RKHK’UN KAPSAM VE AMACI
Rekabet bir araç iken, verimliliği, üretimi ve kaliteyi artırmada bir amaç olarak karşımıza çıkmaktadır. RKHK.’nin tanımlar başlıklı 3. Maddesinde ise rekabet şöyle ifade edilmiştir: “Rekabet: Mal ve hizmet piyasalarındaki teşebbüsler arasında özgürce ekonomik kararlar verilebilmesini sağlayan yarışı,…ifade eder.”
Rekabet Hukukunda, Rekabetin Korunması Hakkındaki Kanunun 4. Maddesi disipliner bir yapı olarak karşımıza çıkmaktadır. Zira rekabeti engelleyici iş ve işlemler kanunun amacına ters düştüğü için yasaklanmıştır. Çünkü Rekabet Hukuku, rekabetin korunmasını amaçlayan bir hukuk düzenidir. Bu sebeple RKHK’un 4. Maddesinde rekabeti engelleme, bozma ya da kısıtlama amacını taşıyan veya bu etkiyi doğuran yahut doğurabilecek nitelikte olan teşebbüsler arası anlaşmalar, uyumlu eylemler ve teşebbüs birliklerinin bu tür karar ve eylemleri hukuka aykırı kabul edilmiş ve yasaklanmıştır. Bu RKHK’un kapsamını da ifade etmektedir. Rekabetin olmadığı, işbirliğinin olduğu bir düzen düşünülecek olsa akla ilk gelen sosyalizmdir. Ancak sosyalizmin de sürdürülebilirliğinin olmadığı açık bir şekilde görülmüştür. Bu sebeple rekabet hukuku teşebbüsler arasındaki yarışı ifade etmektedir.
RKHK’nun 4. Maddesi nazarında rekabeti ihlal etmeye yönelik hareketler tekel oluşturmaya yönelik hareketlerdir. Teşebbüsler arasındaki anlaşma, uyumlu eylemler ve teşebbüs birliklerinin kararlarını “danışıklılık” adı altında da toplayabiliriz(1). Danışıklılıktan bahsedebilmek için birden fazla teşebbüsün bir araya gelerek, danışıklıkta bulunmaları ve böylece rekabeti engellemeyi, bozmayı ya da kısıtlamayı hedeflemeleri gereklidir.

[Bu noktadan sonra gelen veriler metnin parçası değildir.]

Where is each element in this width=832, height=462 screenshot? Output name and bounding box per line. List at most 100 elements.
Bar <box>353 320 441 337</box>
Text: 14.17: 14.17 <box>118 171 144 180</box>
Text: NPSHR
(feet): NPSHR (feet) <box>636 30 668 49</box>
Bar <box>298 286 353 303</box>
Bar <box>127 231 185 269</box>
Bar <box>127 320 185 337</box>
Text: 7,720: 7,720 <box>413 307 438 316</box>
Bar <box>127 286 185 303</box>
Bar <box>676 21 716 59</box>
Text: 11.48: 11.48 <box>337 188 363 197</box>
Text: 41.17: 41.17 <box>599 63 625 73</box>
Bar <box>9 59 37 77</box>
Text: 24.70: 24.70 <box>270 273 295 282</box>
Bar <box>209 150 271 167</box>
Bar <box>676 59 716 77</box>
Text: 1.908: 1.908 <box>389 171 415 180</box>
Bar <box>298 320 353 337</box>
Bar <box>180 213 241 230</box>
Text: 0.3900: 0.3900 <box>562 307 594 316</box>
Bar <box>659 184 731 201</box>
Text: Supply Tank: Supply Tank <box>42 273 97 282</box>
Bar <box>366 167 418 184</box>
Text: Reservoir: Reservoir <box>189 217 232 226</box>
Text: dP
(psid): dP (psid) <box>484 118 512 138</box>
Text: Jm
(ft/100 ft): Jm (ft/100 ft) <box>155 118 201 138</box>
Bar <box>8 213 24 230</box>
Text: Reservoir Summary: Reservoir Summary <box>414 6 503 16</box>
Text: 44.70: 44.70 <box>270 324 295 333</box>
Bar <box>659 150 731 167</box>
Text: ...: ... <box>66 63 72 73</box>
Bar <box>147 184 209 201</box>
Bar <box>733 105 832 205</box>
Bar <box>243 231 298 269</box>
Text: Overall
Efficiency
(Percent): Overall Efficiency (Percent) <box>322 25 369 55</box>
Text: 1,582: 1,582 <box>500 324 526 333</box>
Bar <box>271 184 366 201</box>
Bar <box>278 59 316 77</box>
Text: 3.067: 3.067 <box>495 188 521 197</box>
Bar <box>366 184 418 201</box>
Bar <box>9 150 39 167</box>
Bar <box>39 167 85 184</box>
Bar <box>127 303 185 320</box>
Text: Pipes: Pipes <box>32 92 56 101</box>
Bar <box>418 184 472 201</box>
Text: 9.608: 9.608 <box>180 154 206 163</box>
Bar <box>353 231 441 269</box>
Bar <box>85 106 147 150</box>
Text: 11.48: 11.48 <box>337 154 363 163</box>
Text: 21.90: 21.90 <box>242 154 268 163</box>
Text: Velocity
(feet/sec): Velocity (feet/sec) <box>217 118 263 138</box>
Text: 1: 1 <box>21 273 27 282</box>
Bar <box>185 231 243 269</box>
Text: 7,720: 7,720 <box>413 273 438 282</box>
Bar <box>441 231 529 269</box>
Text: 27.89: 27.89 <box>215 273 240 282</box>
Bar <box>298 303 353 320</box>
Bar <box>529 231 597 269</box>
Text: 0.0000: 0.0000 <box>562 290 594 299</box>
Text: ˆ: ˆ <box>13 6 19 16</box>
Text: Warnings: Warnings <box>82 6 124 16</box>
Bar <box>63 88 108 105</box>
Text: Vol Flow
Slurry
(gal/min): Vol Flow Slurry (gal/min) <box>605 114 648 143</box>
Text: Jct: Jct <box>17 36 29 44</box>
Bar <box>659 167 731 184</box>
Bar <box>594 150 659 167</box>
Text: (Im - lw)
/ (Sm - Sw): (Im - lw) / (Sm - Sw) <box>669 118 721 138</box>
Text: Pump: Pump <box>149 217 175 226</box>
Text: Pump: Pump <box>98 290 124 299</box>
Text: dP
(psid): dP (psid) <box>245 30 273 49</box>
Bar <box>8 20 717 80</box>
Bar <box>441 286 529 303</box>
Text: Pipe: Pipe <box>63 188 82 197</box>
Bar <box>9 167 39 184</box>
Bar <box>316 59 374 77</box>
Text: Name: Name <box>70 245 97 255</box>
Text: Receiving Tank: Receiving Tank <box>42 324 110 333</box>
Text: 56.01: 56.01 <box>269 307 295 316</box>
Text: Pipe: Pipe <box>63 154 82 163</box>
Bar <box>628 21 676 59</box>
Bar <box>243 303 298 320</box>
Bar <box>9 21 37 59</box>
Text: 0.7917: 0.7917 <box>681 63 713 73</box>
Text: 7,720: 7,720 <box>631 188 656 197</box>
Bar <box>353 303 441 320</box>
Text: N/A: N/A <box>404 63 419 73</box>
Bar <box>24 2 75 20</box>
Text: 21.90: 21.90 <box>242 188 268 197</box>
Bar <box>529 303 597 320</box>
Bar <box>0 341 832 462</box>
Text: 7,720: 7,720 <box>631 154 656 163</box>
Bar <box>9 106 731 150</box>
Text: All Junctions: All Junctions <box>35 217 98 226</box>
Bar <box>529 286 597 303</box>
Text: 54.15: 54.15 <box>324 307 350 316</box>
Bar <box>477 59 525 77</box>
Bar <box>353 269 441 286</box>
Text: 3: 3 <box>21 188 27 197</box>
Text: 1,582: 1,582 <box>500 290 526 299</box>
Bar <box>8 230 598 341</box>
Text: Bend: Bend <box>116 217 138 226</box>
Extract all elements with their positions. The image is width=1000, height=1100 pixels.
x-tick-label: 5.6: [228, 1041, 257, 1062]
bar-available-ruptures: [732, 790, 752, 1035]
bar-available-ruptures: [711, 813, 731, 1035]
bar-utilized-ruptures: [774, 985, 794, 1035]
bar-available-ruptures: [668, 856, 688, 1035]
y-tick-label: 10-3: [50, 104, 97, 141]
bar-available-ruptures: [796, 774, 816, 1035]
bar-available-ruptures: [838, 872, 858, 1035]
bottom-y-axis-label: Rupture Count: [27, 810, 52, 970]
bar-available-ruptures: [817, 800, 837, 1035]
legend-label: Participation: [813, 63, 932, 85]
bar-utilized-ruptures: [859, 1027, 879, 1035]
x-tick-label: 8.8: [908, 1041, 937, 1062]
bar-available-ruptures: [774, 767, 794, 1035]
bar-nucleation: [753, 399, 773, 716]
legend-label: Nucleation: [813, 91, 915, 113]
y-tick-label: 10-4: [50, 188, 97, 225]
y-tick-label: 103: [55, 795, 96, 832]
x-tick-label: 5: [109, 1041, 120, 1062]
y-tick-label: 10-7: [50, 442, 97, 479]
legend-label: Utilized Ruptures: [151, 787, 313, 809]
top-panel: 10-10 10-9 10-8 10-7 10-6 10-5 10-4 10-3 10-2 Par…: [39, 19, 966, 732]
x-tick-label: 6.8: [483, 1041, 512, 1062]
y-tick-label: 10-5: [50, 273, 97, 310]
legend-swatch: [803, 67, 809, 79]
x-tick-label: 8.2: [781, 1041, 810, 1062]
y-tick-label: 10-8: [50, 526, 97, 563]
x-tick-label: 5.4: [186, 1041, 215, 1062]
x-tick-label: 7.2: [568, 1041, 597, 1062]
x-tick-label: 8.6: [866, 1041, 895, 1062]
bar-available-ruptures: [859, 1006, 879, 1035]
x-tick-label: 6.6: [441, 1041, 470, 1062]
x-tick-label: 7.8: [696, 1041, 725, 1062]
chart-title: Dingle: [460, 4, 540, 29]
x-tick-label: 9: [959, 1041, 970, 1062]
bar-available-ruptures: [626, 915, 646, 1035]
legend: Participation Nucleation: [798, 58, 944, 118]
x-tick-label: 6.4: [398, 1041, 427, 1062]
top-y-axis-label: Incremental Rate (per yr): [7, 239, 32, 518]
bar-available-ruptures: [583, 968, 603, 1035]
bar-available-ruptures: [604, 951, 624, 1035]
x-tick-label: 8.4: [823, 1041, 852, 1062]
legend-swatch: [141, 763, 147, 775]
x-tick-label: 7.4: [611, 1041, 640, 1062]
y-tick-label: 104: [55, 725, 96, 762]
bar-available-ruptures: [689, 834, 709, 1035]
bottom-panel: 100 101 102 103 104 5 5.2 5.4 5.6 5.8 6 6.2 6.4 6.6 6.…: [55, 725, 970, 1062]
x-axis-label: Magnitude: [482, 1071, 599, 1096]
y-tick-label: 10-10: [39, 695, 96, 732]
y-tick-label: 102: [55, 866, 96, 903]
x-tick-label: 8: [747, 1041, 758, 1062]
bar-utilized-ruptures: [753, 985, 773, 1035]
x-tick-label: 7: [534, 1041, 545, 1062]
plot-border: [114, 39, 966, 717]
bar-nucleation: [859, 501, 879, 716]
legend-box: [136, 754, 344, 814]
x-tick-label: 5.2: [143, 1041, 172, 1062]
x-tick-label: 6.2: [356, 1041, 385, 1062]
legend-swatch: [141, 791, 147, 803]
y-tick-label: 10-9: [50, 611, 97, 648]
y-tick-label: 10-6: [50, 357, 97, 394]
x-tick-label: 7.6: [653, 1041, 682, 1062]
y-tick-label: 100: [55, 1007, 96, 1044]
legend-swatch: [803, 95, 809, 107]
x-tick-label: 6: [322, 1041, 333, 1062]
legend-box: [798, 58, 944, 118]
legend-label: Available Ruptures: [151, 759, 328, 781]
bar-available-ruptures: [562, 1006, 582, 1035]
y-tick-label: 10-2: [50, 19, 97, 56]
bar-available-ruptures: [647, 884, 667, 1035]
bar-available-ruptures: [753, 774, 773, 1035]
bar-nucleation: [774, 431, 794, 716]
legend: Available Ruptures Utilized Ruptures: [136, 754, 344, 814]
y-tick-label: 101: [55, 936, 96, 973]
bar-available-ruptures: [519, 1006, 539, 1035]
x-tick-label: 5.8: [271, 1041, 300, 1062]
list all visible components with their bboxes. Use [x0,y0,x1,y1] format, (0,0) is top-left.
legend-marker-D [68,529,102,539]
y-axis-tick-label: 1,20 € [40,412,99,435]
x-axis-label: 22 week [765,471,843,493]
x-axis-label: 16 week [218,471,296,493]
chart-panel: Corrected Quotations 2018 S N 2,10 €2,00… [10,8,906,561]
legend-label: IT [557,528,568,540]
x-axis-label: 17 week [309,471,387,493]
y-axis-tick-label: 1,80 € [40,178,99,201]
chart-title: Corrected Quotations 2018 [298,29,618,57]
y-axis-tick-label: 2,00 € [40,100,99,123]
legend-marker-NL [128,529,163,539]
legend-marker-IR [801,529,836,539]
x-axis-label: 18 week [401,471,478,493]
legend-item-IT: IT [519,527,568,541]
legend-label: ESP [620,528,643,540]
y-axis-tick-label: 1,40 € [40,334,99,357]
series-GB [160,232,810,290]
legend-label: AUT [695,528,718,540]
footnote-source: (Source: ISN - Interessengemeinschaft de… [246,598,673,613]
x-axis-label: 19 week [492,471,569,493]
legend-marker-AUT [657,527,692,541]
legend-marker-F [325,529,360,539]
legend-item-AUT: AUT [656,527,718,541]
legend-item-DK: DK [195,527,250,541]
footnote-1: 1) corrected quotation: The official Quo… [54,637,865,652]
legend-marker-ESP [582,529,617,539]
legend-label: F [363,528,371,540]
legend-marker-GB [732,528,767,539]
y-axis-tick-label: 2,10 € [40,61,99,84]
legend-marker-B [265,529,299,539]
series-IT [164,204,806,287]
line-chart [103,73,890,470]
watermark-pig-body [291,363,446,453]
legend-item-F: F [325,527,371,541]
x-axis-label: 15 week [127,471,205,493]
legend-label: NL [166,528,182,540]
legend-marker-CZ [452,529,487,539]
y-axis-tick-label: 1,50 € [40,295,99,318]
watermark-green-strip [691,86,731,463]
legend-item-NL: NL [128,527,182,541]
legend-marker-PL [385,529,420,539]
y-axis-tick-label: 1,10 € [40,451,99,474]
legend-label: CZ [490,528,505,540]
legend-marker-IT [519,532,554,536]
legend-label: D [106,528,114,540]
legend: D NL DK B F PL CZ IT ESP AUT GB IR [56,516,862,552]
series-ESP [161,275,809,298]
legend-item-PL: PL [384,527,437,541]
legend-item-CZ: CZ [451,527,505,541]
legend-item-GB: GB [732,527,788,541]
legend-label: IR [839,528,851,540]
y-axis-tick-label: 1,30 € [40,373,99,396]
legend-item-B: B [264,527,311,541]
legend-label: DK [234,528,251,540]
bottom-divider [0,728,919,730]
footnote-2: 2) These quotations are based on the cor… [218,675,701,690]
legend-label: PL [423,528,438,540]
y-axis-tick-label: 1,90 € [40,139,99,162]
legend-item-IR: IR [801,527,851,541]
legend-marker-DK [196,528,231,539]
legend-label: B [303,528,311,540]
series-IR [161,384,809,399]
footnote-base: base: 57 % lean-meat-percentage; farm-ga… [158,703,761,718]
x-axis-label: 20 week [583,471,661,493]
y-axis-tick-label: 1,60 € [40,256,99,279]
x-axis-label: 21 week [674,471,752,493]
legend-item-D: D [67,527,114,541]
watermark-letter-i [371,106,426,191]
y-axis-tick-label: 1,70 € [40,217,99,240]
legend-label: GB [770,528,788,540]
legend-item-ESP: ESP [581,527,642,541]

RKHK’nun 4/1. Fıkrasında da ifade edildiği üzere rekabet ortamının ihlalinin başlangıç noktası belirli bir mal veya hizmet piyasasında birden fazla teşebbüsün bir araya gelmesidir. Bu teşebbüslerin Türkiye’de yerleşik olup olmamasının bir önemi yoktur. Önemli olan Türk mal ve hizmet piyasasını etkileyen teşebbüs olmasıdır(2). Burada rekabet ortamını ihlal etmek isteyenler teşebbüsün kendisi değil, teşebbüsün sahibi olan gerçek veya tüzel kişiler ya da tüzel kişiliği olmayan teşebbüs birlikleridir. “Teşebbüs” kelimesi RKHK’nun 3/IV fıkrasında “Piyasada mal ve hizmet üreten, pazarlayan, satan gerçek ve tüzel kişilerle, bağımsız karar verebilen ve ekonomik bakımdan bir bütün teşkil eden birimler.” Şeklinde tanımlanmıştır. Teşebbüs, üretimin iktisadi yönünün cereyan ettiği yerdir. Bir veya birden fazla işletmeyi içine alabilir. Bu nedenle RKHK’da işletme yerine teşebbüs denilmesi de yerindedir(3). Teşebbüsün özel ya da kamu hukukuna tabi olması, kar amacı güdüp gütmemesi önemli değildir. Rekabeti sınırlayan bir danışıklılığın olabilmesi için bir bedel karşılığında mal veya hizmetin sunulması yeterlidir.
Birden fazla teşebbüs arasında danışıklılığın rekabeti ihlal edip etmediğinin irdelenmesi için teşebbüsler arası anlaşmaya, uyumlu eyleme veya teşebbüs birliklerinin kararına bakmak gereklidir.
- Rekabeti ihlal eden danışıklılık, teşebbüsler arasında “anlaşma”nın bulunmasından kaynaklanabilir. Anlaşma taraflar arasındaki her türlü (yazılı, sözlü, gizli) mutabakatı ifade edebilir. Teşebbüsler arasındaki anlaşmalar yatay ve dikey olmak üzere iki guruba ayrılırlar.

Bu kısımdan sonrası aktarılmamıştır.